When you use the query option with the Apache Spark JDBC datasource to connect to Oracle Database, it fails with this error:

java.sql.SQLSyntaxErrorException: ORA-00911: invalid character

For example, if you run the following to make a JDBC connection:

val df = spark.read
  .format("jdbc")
  .option("url", "<url>")
  .option("query", "SELECT * FROM oracle_test_table)")
  .option("user", "<user>")
  .option("password", "<password>")
  .option("driver", "oracle.jdbc.driver.OracleDriver")
  .load()
df.show()

You will see this error Message:

java.sql.SQLSyntaxErrorException: ORA-00911: invalid character
at oracle.jdbc.driver.T4CTTIoer.processError(T4CTTIoer.java:447)
      at oracle.jdbc.driver.T4CTTIoer.processError(T4CTTIoer.java:396)
      at oracle.jdbc.driver.T4C8Oall.processError(T4C8Oall.java:951)
      at oracle.jdbc.driver.T4CTTIfun.receive(T4CTTIfun.java:513)

Version

Apache Spark 2.4.3 and below; Databricks Runtime 5.3 and below.

Cause

The error is due to a Spark-generated subquery alias (generated with the query option) that does not conform to Oracle Database identifier naming conventions.

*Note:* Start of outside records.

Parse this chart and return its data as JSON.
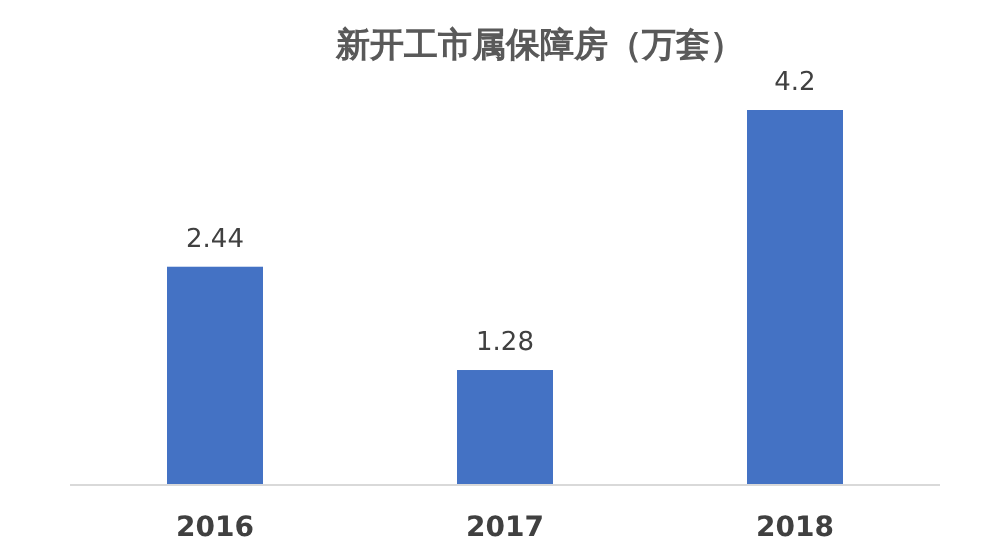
{
  "chart_data": {
    "type": "bar",
    "title": "新开工市属保障房（万套）",
    "categories": [
      "2016",
      "2017",
      "2018"
    ],
    "values": [
      2.44,
      1.28,
      4.2
    ],
    "color": "#4472c4",
    "data_labels": true
  }
}
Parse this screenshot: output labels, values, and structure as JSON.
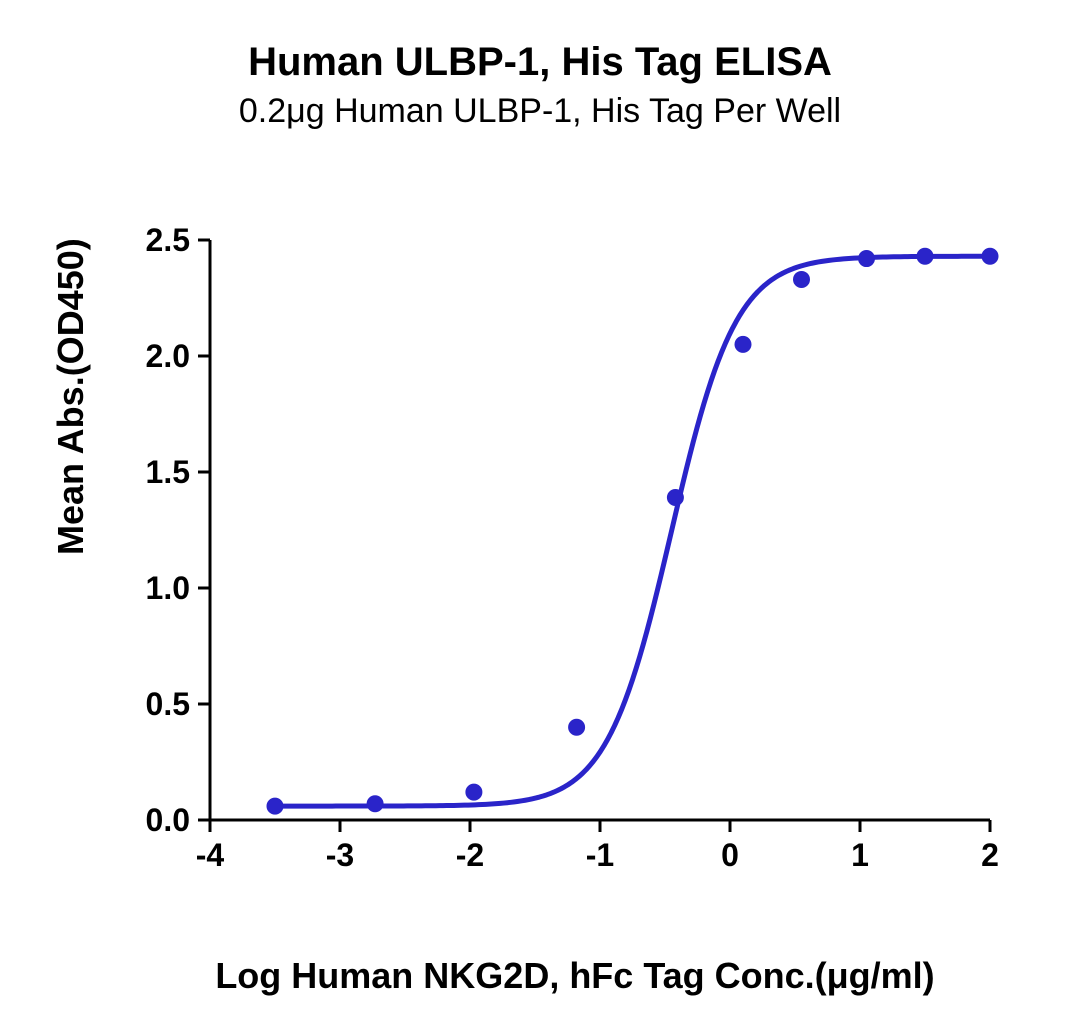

This bug is tracked in Spark Jira ticket SPARK-27596 .

Solution

This issue is fixed in Apache Spark 2.4.4 and Databricks Runtime 5.4.

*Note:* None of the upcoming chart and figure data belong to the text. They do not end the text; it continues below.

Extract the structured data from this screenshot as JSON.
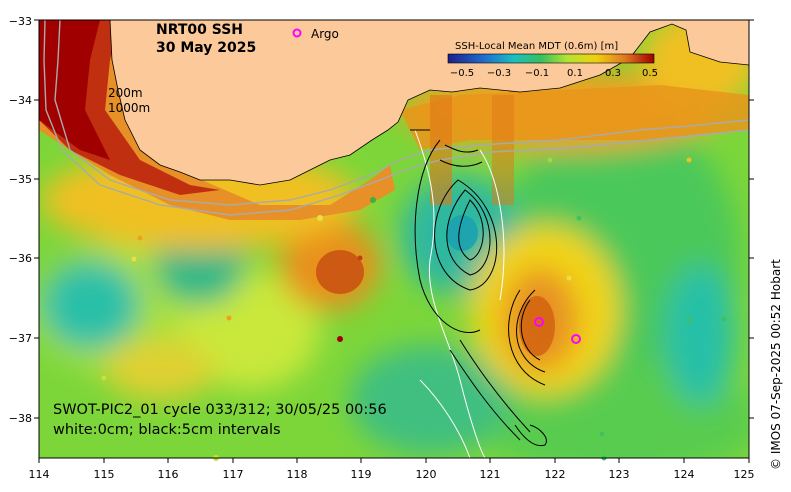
{
  "title": "NRT00 SSH",
  "date": "30 May 2025",
  "legend_argo": "Argo",
  "colorbar": {
    "title": "SSH-Local Mean MDT (0.6m) [m]",
    "ticks": [
      "−0.5",
      "−0.3",
      "−0.1",
      "0.1",
      "0.3",
      "0.5"
    ]
  },
  "contour_labels": {
    "depth_200": "200m",
    "depth_1000": "1000m"
  },
  "swot": {
    "line1": "SWOT-PIC2_01 cycle 033/312; 30/05/25 00:56",
    "line2": "white:0cm; black:5cm intervals"
  },
  "credit": "© IMOS 07-Sep-2025 00:52 Hobart",
  "axes": {
    "x_ticks": [
      "114",
      "115",
      "116",
      "117",
      "118",
      "119",
      "120",
      "121",
      "122",
      "123",
      "124",
      "125"
    ],
    "y_ticks": [
      "−33",
      "−34",
      "−35",
      "−36",
      "−37",
      "−38"
    ]
  },
  "colors": {
    "land": "#fcca9a",
    "argo": "#ff00ff",
    "high": "#a00000",
    "low": "#00c8c8"
  }
}
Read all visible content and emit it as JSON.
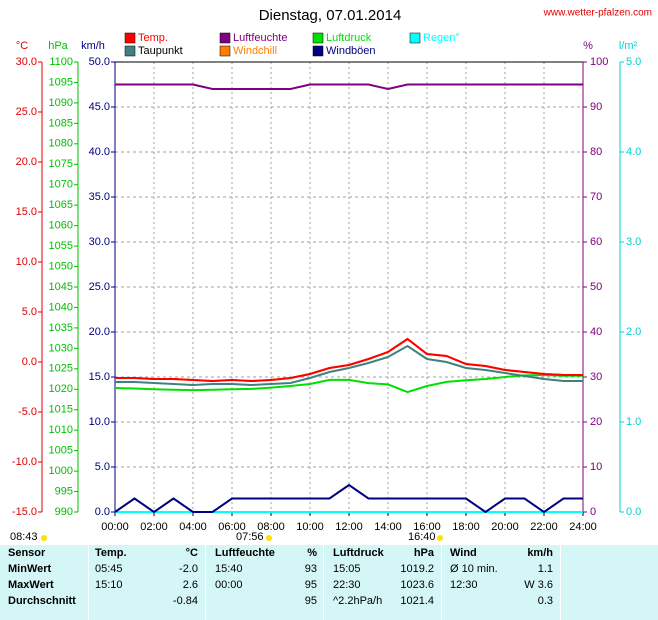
{
  "chart_data": {
    "type": "line",
    "title": "Dienstag, 07.01.2014",
    "site": "www.wetter-pfalzen.com",
    "annotations": [
      "08:43",
      "07:56",
      "16:40"
    ],
    "xlim": [
      0,
      24
    ],
    "xticks": [
      {
        "value": 0,
        "label": "00:00"
      },
      {
        "value": 2,
        "label": "02:00"
      },
      {
        "value": 4,
        "label": "04:00"
      },
      {
        "value": 6,
        "label": "06:00"
      },
      {
        "value": 8,
        "label": "08:00"
      },
      {
        "value": 10,
        "label": "10:00"
      },
      {
        "value": 12,
        "label": "12:00"
      },
      {
        "value": 14,
        "label": "14:00"
      },
      {
        "value": 16,
        "label": "16:00"
      },
      {
        "value": 18,
        "label": "18:00"
      },
      {
        "value": 20,
        "label": "20:00"
      },
      {
        "value": 22,
        "label": "22:00"
      },
      {
        "value": 24,
        "label": "24:00"
      }
    ],
    "grid": true,
    "axes": [
      {
        "label": "°C",
        "color": "#e00000",
        "lim": [
          -15,
          30
        ],
        "ticks": [
          {
            "value": -15,
            "label": "-15.0"
          },
          {
            "value": -10,
            "label": "-10.0"
          },
          {
            "value": -5,
            "label": "-5.0"
          },
          {
            "value": 0,
            "label": "0.0"
          },
          {
            "value": 5,
            "label": "5.0"
          },
          {
            "value": 10,
            "label": "10.0"
          },
          {
            "value": 15,
            "label": "15.0"
          },
          {
            "value": 20,
            "label": "20.0"
          },
          {
            "value": 25,
            "label": "25.0"
          },
          {
            "value": 30,
            "label": "30.0"
          }
        ]
      },
      {
        "label": "hPa",
        "color": "#00c000",
        "lim": [
          990,
          1100
        ],
        "ticks": [
          990,
          995,
          1000,
          1005,
          1010,
          1015,
          1020,
          1025,
          1030,
          1035,
          1040,
          1045,
          1050,
          1055,
          1060,
          1065,
          1070,
          1075,
          1080,
          1085,
          1090,
          1095,
          1100
        ]
      },
      {
        "label": "km/h",
        "color": "#000080",
        "lim": [
          0,
          50
        ],
        "ticks": [
          {
            "value": 0,
            "label": "0.0"
          },
          {
            "value": 5,
            "label": "5.0"
          },
          {
            "value": 10,
            "label": "10.0"
          },
          {
            "value": 15,
            "label": "15.0"
          },
          {
            "value": 20,
            "label": "20.0"
          },
          {
            "value": 25,
            "label": "25.0"
          },
          {
            "value": 30,
            "label": "30.0"
          },
          {
            "value": 35,
            "label": "35.0"
          },
          {
            "value": 40,
            "label": "40.0"
          },
          {
            "value": 45,
            "label": "45.0"
          },
          {
            "value": 50,
            "label": "50.0"
          }
        ]
      },
      {
        "label": "%",
        "color": "#800080",
        "lim": [
          0,
          100
        ],
        "ticks": [
          0,
          10,
          20,
          30,
          40,
          50,
          60,
          70,
          80,
          90,
          100
        ]
      },
      {
        "label": "l/m²",
        "color": "#00d0d0",
        "lim": [
          0,
          5
        ],
        "ticks": [
          {
            "value": 0,
            "label": "0.0"
          },
          {
            "value": 1,
            "label": "1.0"
          },
          {
            "value": 2,
            "label": "2.0"
          },
          {
            "value": 3,
            "label": "3.0"
          },
          {
            "value": 4,
            "label": "4.0"
          },
          {
            "value": 5,
            "label": "5.0"
          }
        ]
      }
    ],
    "x": [
      0,
      1,
      2,
      3,
      4,
      5,
      6,
      7,
      8,
      9,
      10,
      11,
      12,
      13,
      14,
      15,
      16,
      17,
      18,
      19,
      20,
      21,
      22,
      23,
      24
    ],
    "series": [
      {
        "name": "Temp.",
        "color": "#ff0000",
        "axis": 0,
        "values": [
          -1.6,
          -1.6,
          -1.7,
          -1.7,
          -1.8,
          -1.9,
          -1.8,
          -1.9,
          -1.8,
          -1.6,
          -1.2,
          -0.6,
          -0.3,
          0.3,
          1.0,
          2.3,
          0.8,
          0.6,
          -0.2,
          -0.4,
          -0.8,
          -1.0,
          -1.2,
          -1.3,
          -1.3
        ]
      },
      {
        "name": "Taupunkt",
        "color": "#408080",
        "axis": 0,
        "values": [
          -2.0,
          -2.0,
          -2.1,
          -2.2,
          -2.3,
          -2.2,
          -2.2,
          -2.3,
          -2.2,
          -2.1,
          -1.6,
          -1.0,
          -0.6,
          -0.1,
          0.5,
          1.6,
          0.3,
          0.0,
          -0.6,
          -0.8,
          -1.1,
          -1.4,
          -1.7,
          -1.9,
          -1.9
        ]
      },
      {
        "name": "Luftfeuchte",
        "color": "#800080",
        "axis": 3,
        "values": [
          95,
          95,
          95,
          95,
          95,
          94,
          94,
          94,
          94,
          94,
          95,
          95,
          95,
          95,
          94,
          95,
          95,
          95,
          95,
          95,
          95,
          95,
          95,
          95,
          95
        ]
      },
      {
        "name": "Windchill",
        "color": "#ff8000",
        "axis": 0,
        "values": [
          -1.6,
          -1.6,
          -1.7,
          -1.7,
          -1.8,
          -1.9,
          -1.8,
          -1.9,
          -1.8,
          -1.6,
          -1.2,
          -0.6,
          -0.3,
          0.3,
          1.0,
          2.3,
          0.8,
          0.6,
          -0.2,
          -0.4,
          -0.8,
          -1.0,
          -1.2,
          -1.3,
          -1.3
        ]
      },
      {
        "name": "Luftdruck",
        "color": "#00e000",
        "axis": 1,
        "values": [
          1020.3,
          1020.2,
          1020.0,
          1019.9,
          1019.8,
          1019.9,
          1020.0,
          1020.1,
          1020.4,
          1020.8,
          1021.3,
          1022.3,
          1022.3,
          1021.5,
          1021.2,
          1019.3,
          1020.8,
          1021.8,
          1022.2,
          1022.5,
          1023.0,
          1023.4,
          1023.5,
          1023.3,
          1023.3
        ]
      },
      {
        "name": "Windböen",
        "color": "#000080",
        "axis": 2,
        "values": [
          0,
          1.5,
          0,
          1.5,
          0,
          0,
          1.5,
          1.5,
          1.5,
          1.5,
          1.5,
          1.5,
          3.0,
          1.5,
          1.5,
          1.5,
          1.5,
          1.5,
          1.5,
          0,
          1.5,
          1.5,
          0,
          1.5,
          1.5
        ]
      },
      {
        "name": "Regen°",
        "color": "#00ffff",
        "axis": 4,
        "values": [
          0,
          0,
          0,
          0,
          0,
          0,
          0,
          0,
          0,
          0,
          0,
          0,
          0,
          0,
          0,
          0,
          0,
          0,
          0,
          0,
          0,
          0,
          0,
          0,
          0
        ]
      }
    ]
  },
  "table": {
    "header": [
      "Sensor",
      "Temp.",
      "°C",
      "Luftfeuchte",
      "%",
      "Luftdruck",
      "hPa",
      "Wind",
      "km/h"
    ],
    "rows": [
      [
        "MinWert",
        "05:45",
        "-2.0",
        "15:40",
        "93",
        "15:05",
        "1019.2",
        "Ø 10 min.",
        "1.1"
      ],
      [
        "MaxWert",
        "15:10",
        "2.6",
        "00:00",
        "95",
        "22:30",
        "1023.6",
        "12:30",
        "W 3.6"
      ],
      [
        "Durchschnitt",
        null,
        "-0.84",
        null,
        "95",
        "^2.2hPa/h",
        "1021.4",
        null,
        "0.3"
      ]
    ]
  }
}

For clusters running on earlier versions of Spark or Databricks Runtime, use the dbtable option instead of the query option. The query must be enclosed in parentheses as a subquery.

val df = spark.read
  .format("jdbc")
  .option("url", "<url>")
  .option("dbtable", "(SELECT * FROM oracle_test_table)")
  .option("user", "<user>")
  .option("password", "<password>")
  .option("driver", "oracle.jdbc.driver.OracleDriver")
  .load()
df.show()

You can try the same workaround for other databases when the query option fails.